How to deal with Sunday scaries?
Getting to the root of the problem is the first step toward working on your concern. But what next? The real progress can only be seen when you start working on these problems. Therefore, here's what Dr. Ketan suggested, along with some tips that have personally helped others. Let's dive in and understand it!
1. Plan the week ahead
Before the weekend comes to a close, take some time to plan and organise your week ahead. Create a to-do list, prioritize tasks, and set realistic goals. By having a clear plan in place, you can alleviate some of the uncertainty and feel more prepared to tackle the upcoming week.
The CEO of a telehealth company who is always occupied with tasks found the solution in planning a week ahead. What he did is, “I like to prepare for the following week on Friday to prevent anticipation anxiety. I take care of smaller tasks I would have had to do on Monday – like answering emails, preparing a spreadsheet with new dates, and writing out my to-do list. On Sunday night, I know what to expect because of my previous preparation, and it keeps anticipation anxiety at bay.”
2. Enjoy your weekends
Fill your weekends with activities you look forward to. Whether it's meeting up with friends, trying out a new restaurant, going to a concert, or engaging in a hobby, having enjoyable experiences can shift your focus away from the upcoming week and make your weekends more fulfilling.
A new employee sees the weekend as the most relaxing day of the week. He said, “I enjoy my weekends to spend quality time with loved ones. Whether it's a picnic in the park, a game night at home, or a day trip to a nearby town, being surrounded by family and friends fills my heart with happiness and strengthens our bonds.”
3. Prioritise boundaries
Set boundaries and create a clear separation between work and personal life. Avoid checking work emails or thinking about work-related matters during your time off. Allow yourself to fully disconnect and recharge, knowing that you have dedicated time for relaxation and personal pursuits.
Once the life coach mentioned above found the root cause, she started working on her boundaries. “When I realized that the dread was because I felt pulled in every direction and out of control on Mondays, I focused there. I focused on where I could take control back. I had to start rewriting the story of my Mondays, not just what appointments I kept, but the story I told myself about those appointments.”
4. Take care of yourself
It's also important to make sure you are taking care of yourself during these times - eating healthy meals, getting enough sleep, exercising regularly, etc. Doing some form of relaxation such as yoga or meditation can also be helpful in calming your mind and body before returning to work for the week.
A medical professional we spoke to, pays more attention to his bedtime routine as a self-care practice, “To ensure I'm getting enough sleep, I built a bedtime routine that helps me wind down. Before bed, I disconnect from screens, dim the lights, and indulge in a relaxing activity like reading or taking a warm bath.”

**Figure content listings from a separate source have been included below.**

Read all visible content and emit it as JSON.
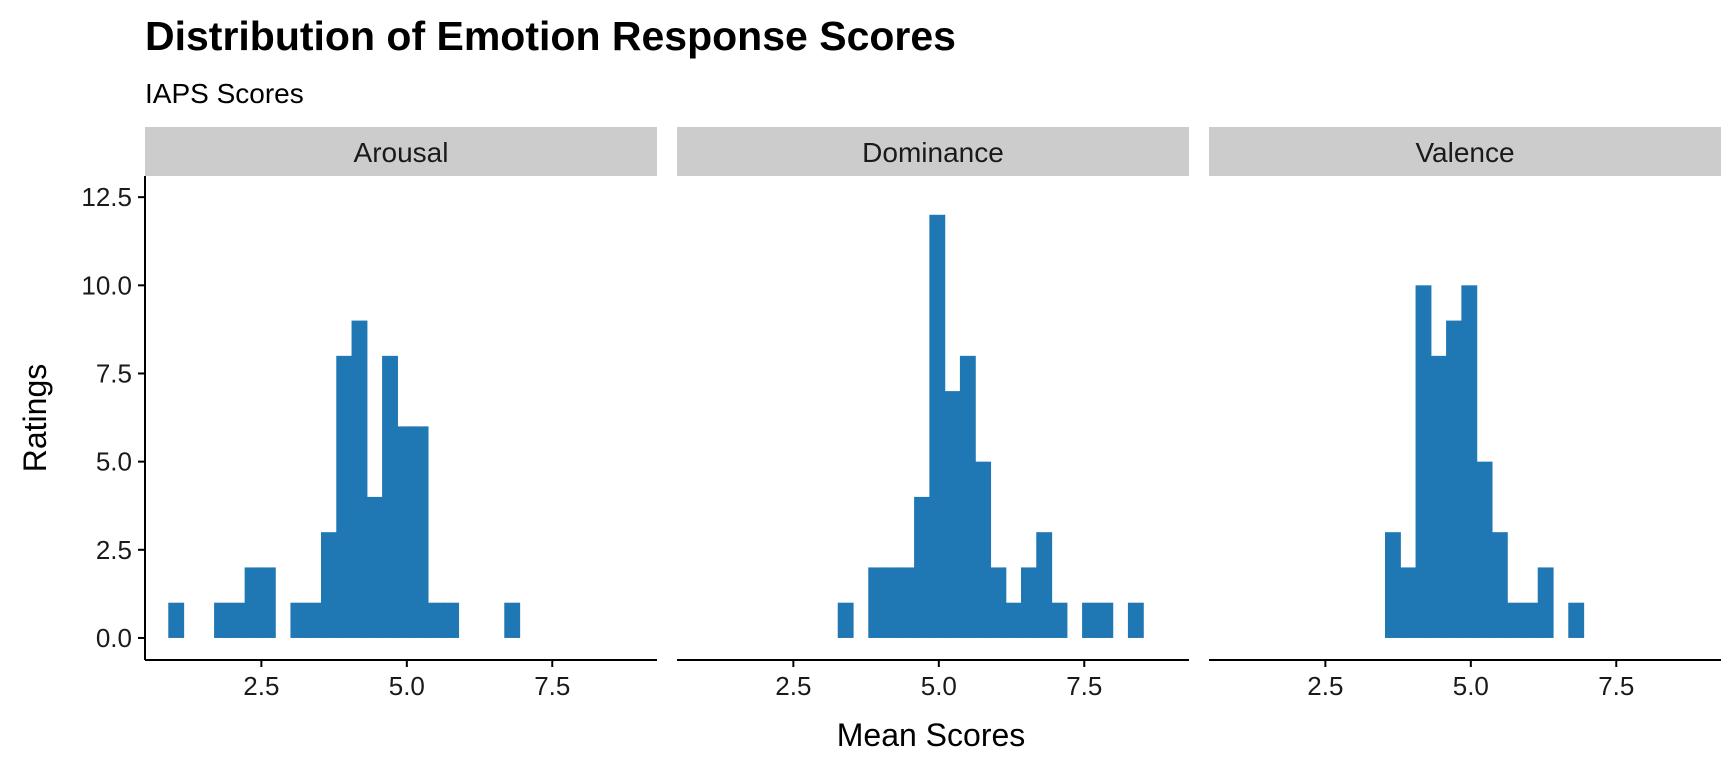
{
  "colors": {
    "bar": "#1f77b4",
    "strip": "#cccccc",
    "axis": "#000000"
  },
  "chart_data": {
    "type": "bar",
    "title": "Distribution of Emotion Response Scores",
    "subtitle": "IAPS Scores",
    "xlabel": "Mean Scores",
    "ylabel": "Ratings",
    "xlim": [
      0.5,
      9.3
    ],
    "ylim": [
      -0.625,
      13.1
    ],
    "x_ticks": [
      "2.5",
      "5.0",
      "7.5"
    ],
    "y_ticks": [
      "0.0",
      "2.5",
      "5.0",
      "7.5",
      "10.0",
      "12.5"
    ],
    "grid": false,
    "bin_width": 0.2625,
    "bin_start": 0.9,
    "panels": [
      {
        "name": "Arousal",
        "counts": [
          1,
          0,
          0,
          1,
          1,
          2,
          2,
          0,
          1,
          1,
          3,
          8,
          9,
          4,
          8,
          6,
          6,
          1,
          1,
          0,
          0,
          0,
          1
        ]
      },
      {
        "name": "Dominance",
        "counts": [
          0,
          0,
          0,
          0,
          0,
          0,
          0,
          0,
          0,
          1,
          0,
          2,
          2,
          2,
          4,
          12,
          7,
          8,
          5,
          2,
          1,
          2,
          3,
          1,
          0,
          1,
          1,
          0,
          1
        ]
      },
      {
        "name": "Valence",
        "counts": [
          0,
          0,
          0,
          0,
          0,
          0,
          0,
          0,
          0,
          0,
          3,
          2,
          10,
          8,
          9,
          10,
          5,
          3,
          1,
          1,
          2,
          0,
          1
        ]
      }
    ]
  }
}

5. Have a positive mindset
Having a positive mindset about the upcoming work week can also help alleviate some of the anxiousness associated with Sunday Scaries. Reminding yourself that you are capable and qualified to take on whatever tasks or challenges come your way can help put your mind at ease.
The women-owned business owner mentioned earlier found this strategy super effective. She shares, “I have tried to alleviate the anxiety through cultivating a growth mindset. Changing business strategy and hiring support has also been beneficial.”